Calif. water plan stirs controversy

By JULIANA BARBASSA
Associated Press


FRESNO, Calif. -- A plan to increase fresh-water pumping from the San Joaquin-Sacramento river delta is pitting Central Valley farmers who want the water for their crops against environmentalists and delta farmers who fear the move will undermine years of fishery and water quality restoration efforts.

The proposal would increase the amount of water pumped out of the delta, a fragile ecosystem that already supplies water for 22 million Californians as far south as Los Angeles and irrigates millions of acres of Central Valley farmland.

The increased flow would help stabilize the amount of water delivered to farmers in the western half of the Central Valley, giving them the ability to better plan for long-term or higher-value crops, farmers in the region said.

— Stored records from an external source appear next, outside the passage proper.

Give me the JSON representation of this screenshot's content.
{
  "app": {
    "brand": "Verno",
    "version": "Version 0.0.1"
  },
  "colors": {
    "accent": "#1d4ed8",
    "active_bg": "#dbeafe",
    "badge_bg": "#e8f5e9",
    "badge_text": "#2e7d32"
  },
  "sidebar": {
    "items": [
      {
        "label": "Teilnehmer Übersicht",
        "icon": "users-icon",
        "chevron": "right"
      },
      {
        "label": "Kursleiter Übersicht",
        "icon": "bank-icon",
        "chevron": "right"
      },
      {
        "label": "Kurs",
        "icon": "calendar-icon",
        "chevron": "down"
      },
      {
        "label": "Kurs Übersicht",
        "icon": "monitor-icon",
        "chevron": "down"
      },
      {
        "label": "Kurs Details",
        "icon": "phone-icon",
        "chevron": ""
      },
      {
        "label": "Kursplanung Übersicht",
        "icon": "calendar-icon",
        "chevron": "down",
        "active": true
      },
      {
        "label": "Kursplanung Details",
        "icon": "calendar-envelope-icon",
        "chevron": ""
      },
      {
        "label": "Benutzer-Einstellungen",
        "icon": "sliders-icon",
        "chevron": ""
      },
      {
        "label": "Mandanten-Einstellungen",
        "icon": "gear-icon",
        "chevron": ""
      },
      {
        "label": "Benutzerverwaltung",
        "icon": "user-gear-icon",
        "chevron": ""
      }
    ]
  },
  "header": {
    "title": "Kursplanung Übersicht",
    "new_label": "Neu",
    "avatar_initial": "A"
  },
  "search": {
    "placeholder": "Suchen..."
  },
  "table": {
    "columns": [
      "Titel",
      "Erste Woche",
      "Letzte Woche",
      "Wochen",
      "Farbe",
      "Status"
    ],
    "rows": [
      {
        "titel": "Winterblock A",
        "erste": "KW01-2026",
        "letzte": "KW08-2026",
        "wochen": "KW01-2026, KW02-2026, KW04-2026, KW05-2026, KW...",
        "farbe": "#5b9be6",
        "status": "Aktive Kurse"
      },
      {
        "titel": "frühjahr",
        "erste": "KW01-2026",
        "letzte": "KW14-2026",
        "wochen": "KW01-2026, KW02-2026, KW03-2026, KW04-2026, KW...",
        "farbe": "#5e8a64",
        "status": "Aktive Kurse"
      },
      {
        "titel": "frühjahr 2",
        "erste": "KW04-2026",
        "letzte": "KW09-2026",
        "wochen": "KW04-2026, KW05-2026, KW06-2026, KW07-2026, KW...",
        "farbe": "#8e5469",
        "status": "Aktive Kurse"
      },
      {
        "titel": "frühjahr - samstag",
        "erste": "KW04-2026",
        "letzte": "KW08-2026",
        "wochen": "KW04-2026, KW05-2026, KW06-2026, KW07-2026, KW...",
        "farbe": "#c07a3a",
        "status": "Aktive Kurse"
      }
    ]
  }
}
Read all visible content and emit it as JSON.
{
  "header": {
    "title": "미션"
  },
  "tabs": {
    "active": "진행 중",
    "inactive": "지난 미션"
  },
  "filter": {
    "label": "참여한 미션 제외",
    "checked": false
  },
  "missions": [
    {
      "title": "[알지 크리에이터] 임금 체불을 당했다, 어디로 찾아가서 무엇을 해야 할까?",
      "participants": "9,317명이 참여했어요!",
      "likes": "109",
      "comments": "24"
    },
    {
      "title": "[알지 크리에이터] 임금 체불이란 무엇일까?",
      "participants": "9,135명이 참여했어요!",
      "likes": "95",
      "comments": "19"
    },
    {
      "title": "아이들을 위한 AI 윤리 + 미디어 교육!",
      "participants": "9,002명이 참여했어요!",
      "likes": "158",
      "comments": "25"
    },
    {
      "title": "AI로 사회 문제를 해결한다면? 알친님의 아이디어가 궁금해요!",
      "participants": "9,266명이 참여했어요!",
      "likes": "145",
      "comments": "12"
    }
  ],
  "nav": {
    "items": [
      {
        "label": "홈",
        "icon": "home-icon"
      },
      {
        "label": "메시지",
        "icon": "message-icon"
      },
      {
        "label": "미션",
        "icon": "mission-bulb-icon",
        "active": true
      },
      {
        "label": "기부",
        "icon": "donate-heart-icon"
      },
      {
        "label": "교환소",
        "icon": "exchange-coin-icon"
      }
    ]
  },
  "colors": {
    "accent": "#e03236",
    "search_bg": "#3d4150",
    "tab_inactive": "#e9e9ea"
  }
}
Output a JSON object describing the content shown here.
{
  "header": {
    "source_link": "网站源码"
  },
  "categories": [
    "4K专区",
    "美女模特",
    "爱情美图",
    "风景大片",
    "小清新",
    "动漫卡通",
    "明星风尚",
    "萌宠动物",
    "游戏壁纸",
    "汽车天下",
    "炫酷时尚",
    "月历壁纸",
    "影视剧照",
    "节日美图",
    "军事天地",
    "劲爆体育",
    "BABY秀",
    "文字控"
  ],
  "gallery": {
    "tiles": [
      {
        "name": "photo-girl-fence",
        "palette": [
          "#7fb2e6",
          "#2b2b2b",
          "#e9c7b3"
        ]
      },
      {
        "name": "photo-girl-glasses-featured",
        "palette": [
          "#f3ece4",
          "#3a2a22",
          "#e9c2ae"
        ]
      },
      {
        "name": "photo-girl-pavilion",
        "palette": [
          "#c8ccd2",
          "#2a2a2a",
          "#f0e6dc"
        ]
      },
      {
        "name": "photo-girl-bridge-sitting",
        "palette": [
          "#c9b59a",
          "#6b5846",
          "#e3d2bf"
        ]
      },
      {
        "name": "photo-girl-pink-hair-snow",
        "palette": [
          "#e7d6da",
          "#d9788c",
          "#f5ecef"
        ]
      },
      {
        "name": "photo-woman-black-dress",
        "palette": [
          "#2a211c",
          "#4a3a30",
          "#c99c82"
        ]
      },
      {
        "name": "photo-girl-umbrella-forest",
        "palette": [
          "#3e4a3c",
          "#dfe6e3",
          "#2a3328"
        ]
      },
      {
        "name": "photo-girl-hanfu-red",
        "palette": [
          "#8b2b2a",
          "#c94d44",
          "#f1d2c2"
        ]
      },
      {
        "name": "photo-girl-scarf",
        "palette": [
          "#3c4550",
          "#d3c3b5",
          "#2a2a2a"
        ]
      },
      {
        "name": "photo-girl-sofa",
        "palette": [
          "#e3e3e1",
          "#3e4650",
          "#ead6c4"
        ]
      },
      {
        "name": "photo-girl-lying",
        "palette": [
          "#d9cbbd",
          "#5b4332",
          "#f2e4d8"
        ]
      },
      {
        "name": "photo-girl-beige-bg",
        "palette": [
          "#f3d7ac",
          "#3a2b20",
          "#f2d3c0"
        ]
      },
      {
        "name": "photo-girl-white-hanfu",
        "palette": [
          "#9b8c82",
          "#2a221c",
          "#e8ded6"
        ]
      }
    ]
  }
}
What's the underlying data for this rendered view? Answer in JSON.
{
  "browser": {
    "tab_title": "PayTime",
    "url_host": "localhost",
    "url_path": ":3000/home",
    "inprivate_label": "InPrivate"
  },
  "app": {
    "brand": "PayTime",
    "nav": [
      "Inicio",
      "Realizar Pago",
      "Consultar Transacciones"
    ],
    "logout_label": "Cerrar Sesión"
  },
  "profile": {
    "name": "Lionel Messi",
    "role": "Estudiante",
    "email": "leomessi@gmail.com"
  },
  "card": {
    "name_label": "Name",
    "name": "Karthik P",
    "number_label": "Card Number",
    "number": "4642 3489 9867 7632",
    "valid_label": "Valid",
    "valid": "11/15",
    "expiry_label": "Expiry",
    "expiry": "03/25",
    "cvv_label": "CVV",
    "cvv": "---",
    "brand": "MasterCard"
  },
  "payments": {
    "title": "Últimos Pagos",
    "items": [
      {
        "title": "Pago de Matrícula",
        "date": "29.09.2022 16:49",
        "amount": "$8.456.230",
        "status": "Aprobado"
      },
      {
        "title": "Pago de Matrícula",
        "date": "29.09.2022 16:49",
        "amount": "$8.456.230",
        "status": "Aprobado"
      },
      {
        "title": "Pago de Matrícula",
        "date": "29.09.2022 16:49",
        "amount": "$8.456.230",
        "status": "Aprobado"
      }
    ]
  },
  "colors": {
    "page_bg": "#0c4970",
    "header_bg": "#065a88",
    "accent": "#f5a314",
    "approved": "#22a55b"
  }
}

Those farmers, who have had their water flows limited during the past decade as water was diverted to wildlife refuges, say it is time they get the water they were promised.

But environmentalists say the move could reverse years -- and millions of dollars worth -- of ecosystem restoration work. Reducing fresh-water flows to the delta could affect its water quality by increasing salinity and temperature, possibly threatening the salmon that have been slowly returning to the region's rivers, advocates say.

Opponents to the plan also say it undermines a decade of cooperation under CalFed, a state-federal water management program designed to balance the water supply demands of urban and rural users with environmental considerations.

Since 1992, CalFed has overseen the spending of about $500 million in state and federal funds to reverse some of the damage that 150 years of mining and water diversion did to the delta.

The effort has helped restore the delicate balance between fresh water from the mountain rivers and salt water from the San Francisco Bay that is essential to salmon and other species of marine and plant life.

The restoration effort has brought back a naturally reproducing salmon population that had almost disappeared.

In the early 1990s, only a few hundred winter-run chinook salmon were making their way through the Golden Gate Bridge, through the delta and up Sierra Nevada rivers such as the Tuolumne, Merced and Sacramento.

Now, thousands of fish fight the currents to make their way up the rivers every winter.